Smith corrects misspelled names. He asks pointed questions, such as “What year?” after Albright refers to a May city election.
Albright, born in 1835 in a hotel at Elm and Market streets, was a printer whose presses churned out copies of the city’s early newspapers.
He fought for the Confederacy. He also watched Greensboro grow from small village to a medium-size city.
As an elected alderman, he helped write the charter in 1870 upgrading Greensboro from town to city.
Professor Smith, born here to a prominent Presbyterian family, held two doctorates and over time led UNCG’s history and English departments and served as the college’s dean.
Smith’s copy of Albright’s book now has a special designation at UNCG’s Jackson Library.
Archivist Carolyn Shankle was working on another project recently in a room where copies of Albright’s book are stored. The copy belonging to Smith caught her attention because of the annotations.
Shankle says the library obtained the copy in 1950, six years after Smith’s death, from the massive library the workaholic professor had at his Spring Garden Home.

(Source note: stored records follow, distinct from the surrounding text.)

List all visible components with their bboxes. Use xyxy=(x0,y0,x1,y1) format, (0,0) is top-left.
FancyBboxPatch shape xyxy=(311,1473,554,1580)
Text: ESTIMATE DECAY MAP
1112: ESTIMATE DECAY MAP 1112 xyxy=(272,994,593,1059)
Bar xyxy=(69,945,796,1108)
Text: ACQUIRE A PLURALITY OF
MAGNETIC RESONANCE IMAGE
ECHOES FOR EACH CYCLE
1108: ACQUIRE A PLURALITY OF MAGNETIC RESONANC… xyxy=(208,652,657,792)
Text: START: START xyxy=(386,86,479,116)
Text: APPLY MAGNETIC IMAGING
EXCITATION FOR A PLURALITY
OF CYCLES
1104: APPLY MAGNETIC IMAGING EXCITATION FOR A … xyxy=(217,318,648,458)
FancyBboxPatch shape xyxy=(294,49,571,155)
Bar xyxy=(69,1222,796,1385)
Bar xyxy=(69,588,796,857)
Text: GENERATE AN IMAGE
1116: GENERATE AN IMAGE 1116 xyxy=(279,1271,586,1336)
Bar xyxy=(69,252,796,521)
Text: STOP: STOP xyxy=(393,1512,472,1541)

A neighbor once commented the light burned in Smith’s library until 2 a.m.
Annotated copies have importance if done by respected authors, literary critics and academic experts.

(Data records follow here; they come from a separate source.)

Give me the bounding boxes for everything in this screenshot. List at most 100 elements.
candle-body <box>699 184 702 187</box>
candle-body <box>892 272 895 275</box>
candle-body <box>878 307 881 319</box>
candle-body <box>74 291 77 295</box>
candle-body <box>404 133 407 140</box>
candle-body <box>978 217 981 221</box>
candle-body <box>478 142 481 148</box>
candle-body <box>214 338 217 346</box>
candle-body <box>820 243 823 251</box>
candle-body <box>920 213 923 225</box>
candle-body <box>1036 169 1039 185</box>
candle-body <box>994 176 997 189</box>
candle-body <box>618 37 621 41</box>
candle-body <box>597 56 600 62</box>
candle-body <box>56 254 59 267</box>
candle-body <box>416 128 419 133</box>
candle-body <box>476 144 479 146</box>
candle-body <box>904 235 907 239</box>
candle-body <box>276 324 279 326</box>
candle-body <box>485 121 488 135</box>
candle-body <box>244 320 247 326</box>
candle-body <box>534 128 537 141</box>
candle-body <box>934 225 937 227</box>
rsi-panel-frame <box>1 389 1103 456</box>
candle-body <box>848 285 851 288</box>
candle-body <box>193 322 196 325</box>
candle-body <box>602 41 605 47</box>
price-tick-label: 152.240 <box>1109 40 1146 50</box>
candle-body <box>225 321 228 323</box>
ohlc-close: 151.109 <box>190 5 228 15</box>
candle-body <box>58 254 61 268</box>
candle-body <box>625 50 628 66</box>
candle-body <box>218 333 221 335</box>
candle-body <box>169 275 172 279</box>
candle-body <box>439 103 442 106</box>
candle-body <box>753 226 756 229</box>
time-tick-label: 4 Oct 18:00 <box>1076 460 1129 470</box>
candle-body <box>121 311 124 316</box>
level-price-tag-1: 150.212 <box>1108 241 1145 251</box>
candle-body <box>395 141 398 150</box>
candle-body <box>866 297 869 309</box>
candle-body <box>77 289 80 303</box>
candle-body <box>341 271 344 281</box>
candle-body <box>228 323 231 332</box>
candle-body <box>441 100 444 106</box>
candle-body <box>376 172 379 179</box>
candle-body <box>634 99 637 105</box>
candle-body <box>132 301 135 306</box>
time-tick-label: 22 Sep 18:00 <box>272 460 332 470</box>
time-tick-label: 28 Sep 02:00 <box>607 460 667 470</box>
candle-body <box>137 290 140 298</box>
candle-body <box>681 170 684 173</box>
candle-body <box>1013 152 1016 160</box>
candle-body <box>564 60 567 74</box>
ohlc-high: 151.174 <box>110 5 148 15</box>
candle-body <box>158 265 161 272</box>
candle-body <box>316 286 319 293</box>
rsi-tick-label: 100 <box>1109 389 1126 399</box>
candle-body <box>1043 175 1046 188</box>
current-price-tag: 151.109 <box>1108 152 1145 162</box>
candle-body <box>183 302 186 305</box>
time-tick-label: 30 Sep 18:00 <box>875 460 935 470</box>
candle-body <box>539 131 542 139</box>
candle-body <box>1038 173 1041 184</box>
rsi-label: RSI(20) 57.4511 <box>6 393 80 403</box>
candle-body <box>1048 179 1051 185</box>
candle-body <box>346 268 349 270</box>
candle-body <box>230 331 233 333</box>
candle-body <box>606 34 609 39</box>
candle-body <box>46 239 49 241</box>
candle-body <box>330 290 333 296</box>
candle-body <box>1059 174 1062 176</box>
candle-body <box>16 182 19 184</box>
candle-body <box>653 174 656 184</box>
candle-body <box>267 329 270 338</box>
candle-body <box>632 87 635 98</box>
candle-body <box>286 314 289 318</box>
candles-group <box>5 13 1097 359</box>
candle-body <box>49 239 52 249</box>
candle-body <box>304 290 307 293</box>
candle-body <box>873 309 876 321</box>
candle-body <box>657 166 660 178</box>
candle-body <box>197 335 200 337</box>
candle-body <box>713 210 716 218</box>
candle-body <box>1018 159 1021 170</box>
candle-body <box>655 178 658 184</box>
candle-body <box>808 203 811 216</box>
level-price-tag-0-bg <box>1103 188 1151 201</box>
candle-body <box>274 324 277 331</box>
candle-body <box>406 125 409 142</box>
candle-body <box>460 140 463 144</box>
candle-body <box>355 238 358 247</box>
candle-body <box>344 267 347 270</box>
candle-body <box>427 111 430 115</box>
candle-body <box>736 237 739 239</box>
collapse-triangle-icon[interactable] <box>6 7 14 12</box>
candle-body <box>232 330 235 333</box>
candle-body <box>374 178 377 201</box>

Julius Foust, who succeeded founder Charles D. McIver as UNCG’s president in 1906, annotated books he read. So did McIver.
Randall Jarrell, a former American poet laureate who taught at UNCG until his death in 1965, wrote brutal margin notes, even in books by friends and colleagues.
Smith could be picky. Albright wrote that a private school in the 1860s on North Edgeworth Street stood at what was, in 1904, the residence of Judge David Schenck. Smith’s margin note says “stables,” meaning the school had been located where Schenck kept his horses not his family.
Albright didn’t describe the building, but Smith wrote anyway, “A beautiful building, ha!”
Not all of Smith’s comments were acerbic. Occasionally, the professor added information to what Smith wrote. Many pages lack comments.
Presumably, this implies Albright got most of his book right.
In the book’s acknowledgment, Albright seemed to anticipate the likes of Smith.
“I do not aspire,” he wrote, “to the title of historian.”